Since The Phantom of the Opera, Andrew Lloyd Webber does not appear to have made much advance or to have had enormous success with his own shows. This is again the case with this adaptation of Wilkie Collins’ classic mystery novel, which appears to be remarkably intractable to stage or television versions.
Michael Crawford in The Woman In White at the Palace Theatre Photo: Tristram Kenton
It would, on the surface, seem a fairly easy task but once again it defies the efforts of director Trevor Nunn, book writer Charlotte Jones, lyricist David Zippel and, not least, Lloyd Webber, a Victorian enthusiast. Lloyd Webber can still write a good tune but it invariably echoes some of those he has written previously.
The one man who has met the challenge successfully is designer William Dudley, whose remarkable projected images are astonishingly realistic as they whirl round the stage.
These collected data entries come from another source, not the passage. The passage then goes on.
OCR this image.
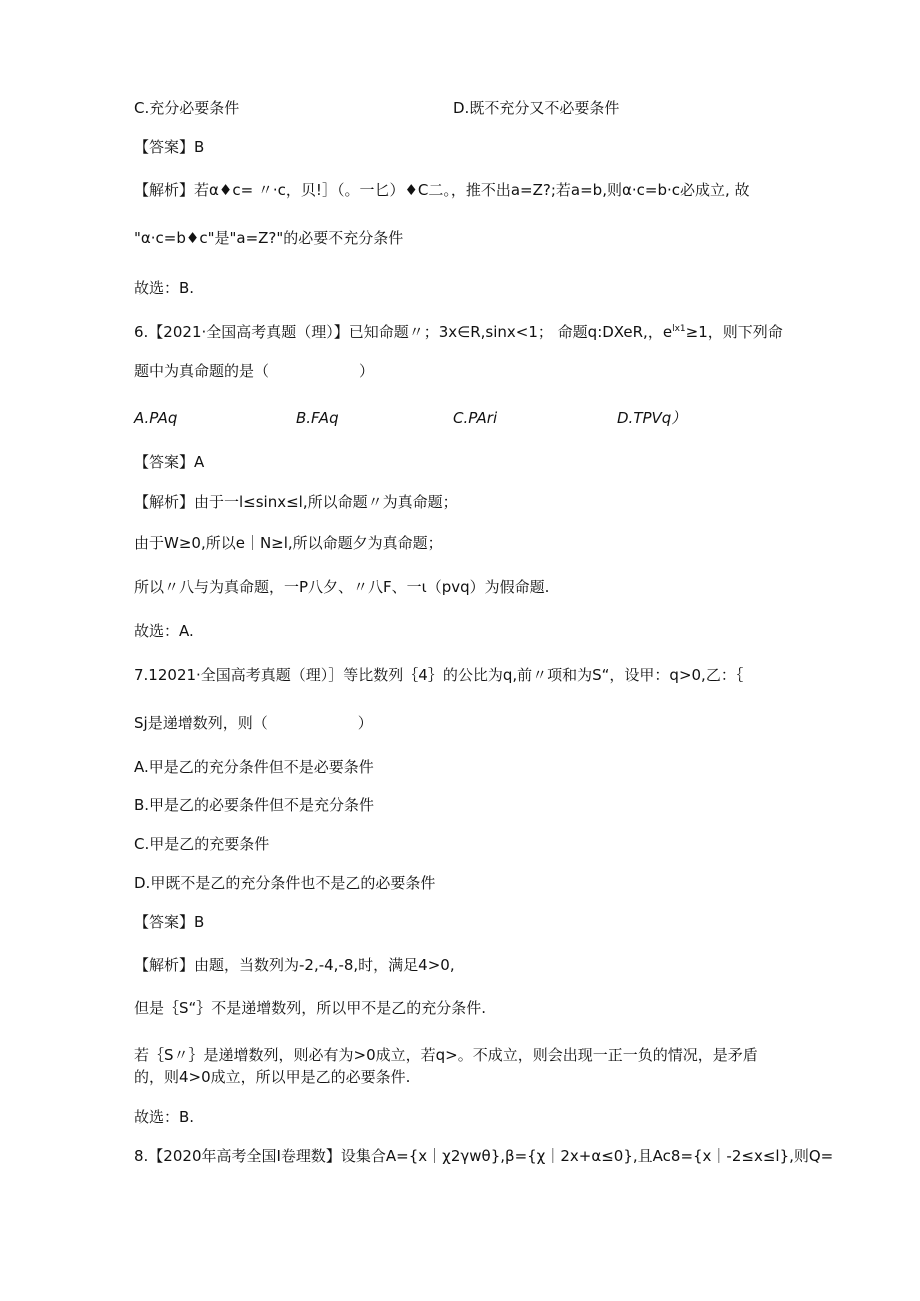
C.充分必要条件	D.既不充分又不必要条件
【答案】B
【解析】若α♦c= 〃·c，贝!］（。一匕）♦C二。，推不出a=Z?;若a=b,则α·c=b·c必成立, 故
"α·c=b♦c"是"a=Z?"的必要不充分条件
故选：B.
6.【2021·全国高考真题（理）】已知命题〃；3x∈R,sinx<1； 命题q:DXeR,，$e^{lx1}\ge 1$，则下列命
题中为真命题的是（　　　　　　）
A.PAq	B.FAq	C.PAri	D.TPVq）
【答案】A
【解析】由于一l≤sinx≤l,所以命题〃为真命题；
由于W≥0,所以e｜N≥l,所以命题夕为真命题；
所以〃八与为真命题，一P八夕、〃八F、一ι（pvq）为假命题.
故选：A.
7.12021·全国高考真题（理）］等比数列｛4｝的公比为q,前〃项和为S“，设甲：q>0,乙：｛
Sj是递增数列，则（　　　　　　）
A.甲是乙的充分条件但不是必要条件
B.甲是乙的必要条件但不是充分条件
C.甲是乙的充要条件
D.甲既不是乙的充分条件也不是乙的必要条件
【答案】B
【解析】由题，当数列为-2,-4,-8,时，满足4>0,
但是｛S“｝不是递增数列，所以甲不是乙的充分条件.
若｛S〃｝是递增数列，则必有为>0成立，若q>。不成立，则会出现一正一负的情况，是矛盾
的，则4>0成立，所以甲是乙的必要条件.
故选：B.
8.【2020年高考全国I卷理数】设集合A={x｜χ2γwθ},β={χ｜2x+α≤0},且Ac8={x｜-2≤x≤l},则Q=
So much so that, as the train under which the rapacious Sir Percival Glyde meets his doom hurtles out of the tunnel, many of us involuntarily inclined to the right. This is ‘art meets technology’ at its most effective.
Performance-wise, it is undoubtably Maria Friedman’s evening. Again saddled with a role as a seemingly unattractive young woman - which of course she isn’t - her Marian Halcombe has the best songs and acting opportunities, which she grabs gratefully. Michael Crawford, on the other hand, playing the comic villain Count Fosco in a fat suit and a curly wig, is decidedly short of both humour and songs, though his second-half number, delivered impervious to the live rat which scuttles around his collar, is the most noteworthy in the show, desperately rhymed though it may be.
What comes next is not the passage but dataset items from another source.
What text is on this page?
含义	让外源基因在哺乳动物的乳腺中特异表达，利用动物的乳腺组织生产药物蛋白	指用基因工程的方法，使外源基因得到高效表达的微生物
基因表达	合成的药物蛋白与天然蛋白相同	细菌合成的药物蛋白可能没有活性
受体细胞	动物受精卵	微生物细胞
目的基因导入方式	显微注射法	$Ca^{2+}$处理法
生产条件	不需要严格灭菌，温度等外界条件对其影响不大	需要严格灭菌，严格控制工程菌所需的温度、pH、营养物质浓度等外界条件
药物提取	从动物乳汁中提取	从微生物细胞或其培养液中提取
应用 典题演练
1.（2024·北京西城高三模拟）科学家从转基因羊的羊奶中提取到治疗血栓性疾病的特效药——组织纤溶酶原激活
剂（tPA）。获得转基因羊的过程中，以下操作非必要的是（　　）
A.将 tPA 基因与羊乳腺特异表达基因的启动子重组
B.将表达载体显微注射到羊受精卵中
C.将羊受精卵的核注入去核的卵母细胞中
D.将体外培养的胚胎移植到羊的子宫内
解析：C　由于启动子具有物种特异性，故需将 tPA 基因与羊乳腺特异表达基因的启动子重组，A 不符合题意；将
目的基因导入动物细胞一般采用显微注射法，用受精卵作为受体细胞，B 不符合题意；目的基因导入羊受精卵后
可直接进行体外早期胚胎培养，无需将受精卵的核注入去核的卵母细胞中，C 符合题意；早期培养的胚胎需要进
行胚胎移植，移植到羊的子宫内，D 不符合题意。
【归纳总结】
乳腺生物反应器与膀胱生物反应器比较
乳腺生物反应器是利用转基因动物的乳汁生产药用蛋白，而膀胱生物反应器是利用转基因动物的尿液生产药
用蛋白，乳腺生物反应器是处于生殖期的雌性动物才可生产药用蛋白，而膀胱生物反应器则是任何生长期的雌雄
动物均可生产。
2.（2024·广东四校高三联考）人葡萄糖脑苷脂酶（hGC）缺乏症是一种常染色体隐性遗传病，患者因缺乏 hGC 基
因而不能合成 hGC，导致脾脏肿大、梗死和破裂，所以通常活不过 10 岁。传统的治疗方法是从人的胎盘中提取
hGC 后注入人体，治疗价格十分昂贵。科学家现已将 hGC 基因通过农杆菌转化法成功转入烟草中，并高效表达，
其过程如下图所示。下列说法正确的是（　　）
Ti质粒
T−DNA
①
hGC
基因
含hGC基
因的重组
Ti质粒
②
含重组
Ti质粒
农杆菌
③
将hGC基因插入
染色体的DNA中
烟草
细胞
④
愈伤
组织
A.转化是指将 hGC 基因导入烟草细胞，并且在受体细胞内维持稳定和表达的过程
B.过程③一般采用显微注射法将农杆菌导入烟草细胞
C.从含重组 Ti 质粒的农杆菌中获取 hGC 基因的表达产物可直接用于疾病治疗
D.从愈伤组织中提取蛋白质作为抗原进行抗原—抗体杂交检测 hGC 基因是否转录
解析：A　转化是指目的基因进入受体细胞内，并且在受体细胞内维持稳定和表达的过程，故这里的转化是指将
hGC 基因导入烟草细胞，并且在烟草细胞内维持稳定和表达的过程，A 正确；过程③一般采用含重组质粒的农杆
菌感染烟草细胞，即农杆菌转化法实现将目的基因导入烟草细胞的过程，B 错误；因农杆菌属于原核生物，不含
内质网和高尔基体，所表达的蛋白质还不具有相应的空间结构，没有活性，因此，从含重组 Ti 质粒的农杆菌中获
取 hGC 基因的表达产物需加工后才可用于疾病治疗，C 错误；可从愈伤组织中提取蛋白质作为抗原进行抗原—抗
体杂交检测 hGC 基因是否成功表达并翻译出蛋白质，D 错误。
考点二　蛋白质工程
As for the other principals - Angela Christian as the Woman in White and Jill Paice as Marian’s half-sister Laura - they are unable to inject much colour aside from pale hues. Oliver Darley’s Sir Percival is a fairly muted rascal and the sinister aspects of Mr Fairlie, played by Edward Petherbridge, appear to have undergone a bypass.
But I will cherish the memory of that remarkable scenic design.